Last Sunday night our Archbishop opened a fund to assist in the pastoral reconstruction of the devastated areas. It will be administered through the Anglican agencies that were working in the area prior to the bushfires and of course are continuing now.
It is important that we give generously. Our God is generous and loves his people to be generous. It is important that the current financial crisis facing the world does not affect our generosity. It was William Wilberforce who wrote: “Generosity means very little if it does not damage the luxury of our own lives.” Our Cathedral finances can ill afford giving money away to others, but we must be generous to be a Christian Cathedral. To give up on generosity is to give up the wrong thing.
Within a few years the horror of the last week will be all but forgotten by the general population. People will occasionally refer to it. When there is another disaster the media will compare that one with this one. It will fit into our history like the great influenza epidemic.
However it took most of last century for my family to recover from the sudden death of my grandfather.
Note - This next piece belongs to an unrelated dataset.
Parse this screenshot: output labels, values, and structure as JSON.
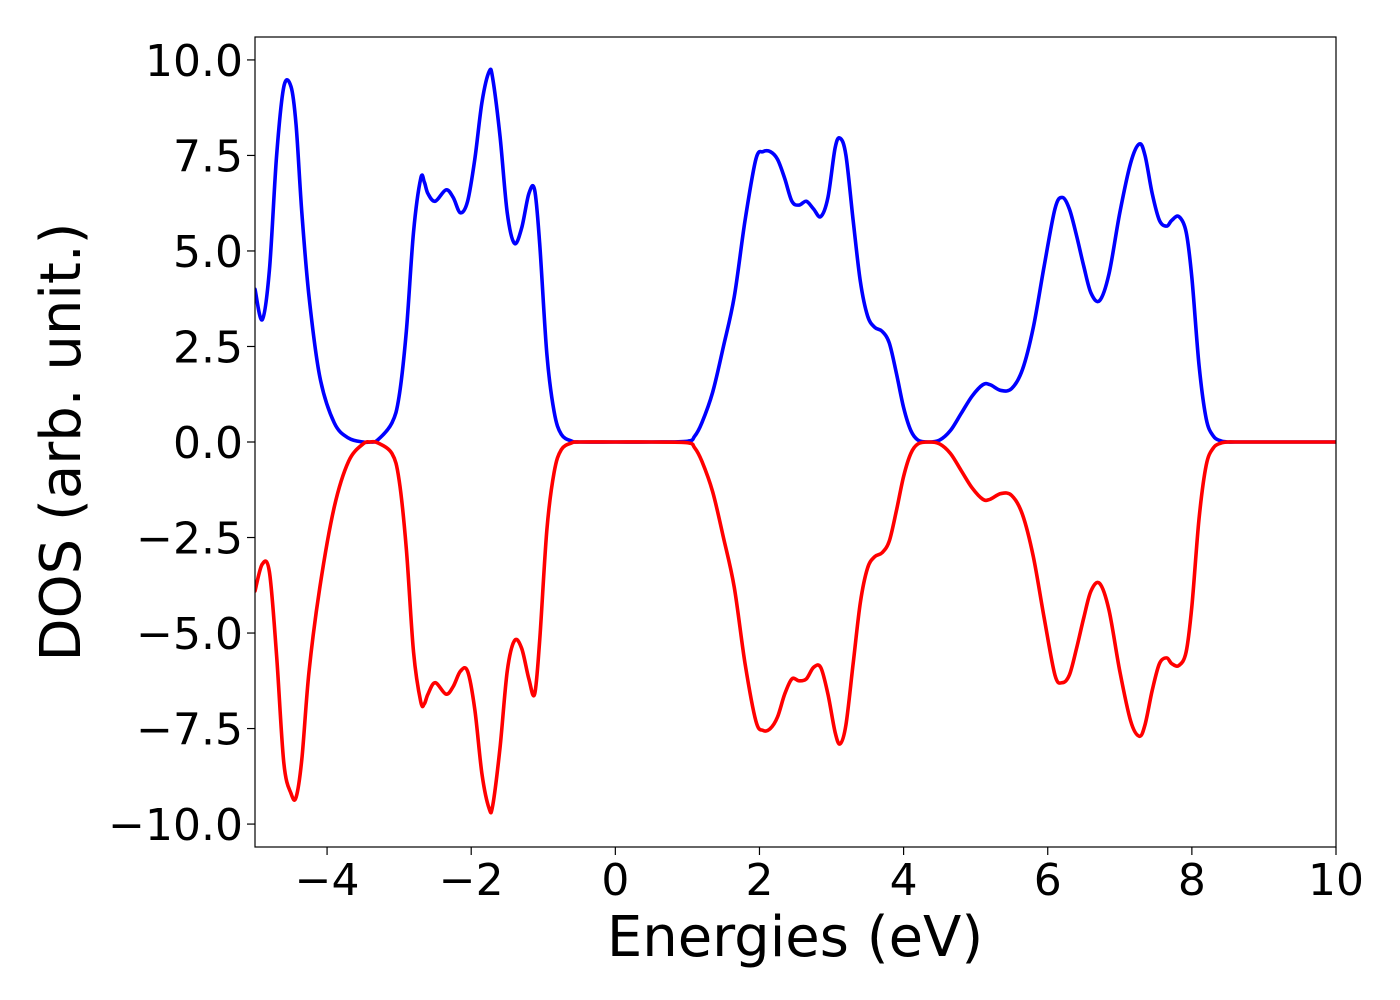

Our society was not as well organised to help victims in those days—there were no pensions for widows until the Lang government in 1926. The economic consequences of this loss on the family were disastrous. The personal loss of husband and father was unable to be measured let alone overcome. In many ways my father and his siblings never recovered and their children (my siblings and cousins) were all affected.
The terrifying speed of last week’s fires, the immediate emergency help being organised, and the media’s two-week attention span can all lull us into underestimating the long term consequences of this tragedy. People will be feeling it for decades ahead. The help they need is not only immediate and financial but also deep, personal and long term. Let us remember them in our prayers and our generosity as we help to restore the pastoral infrastructure of those communities.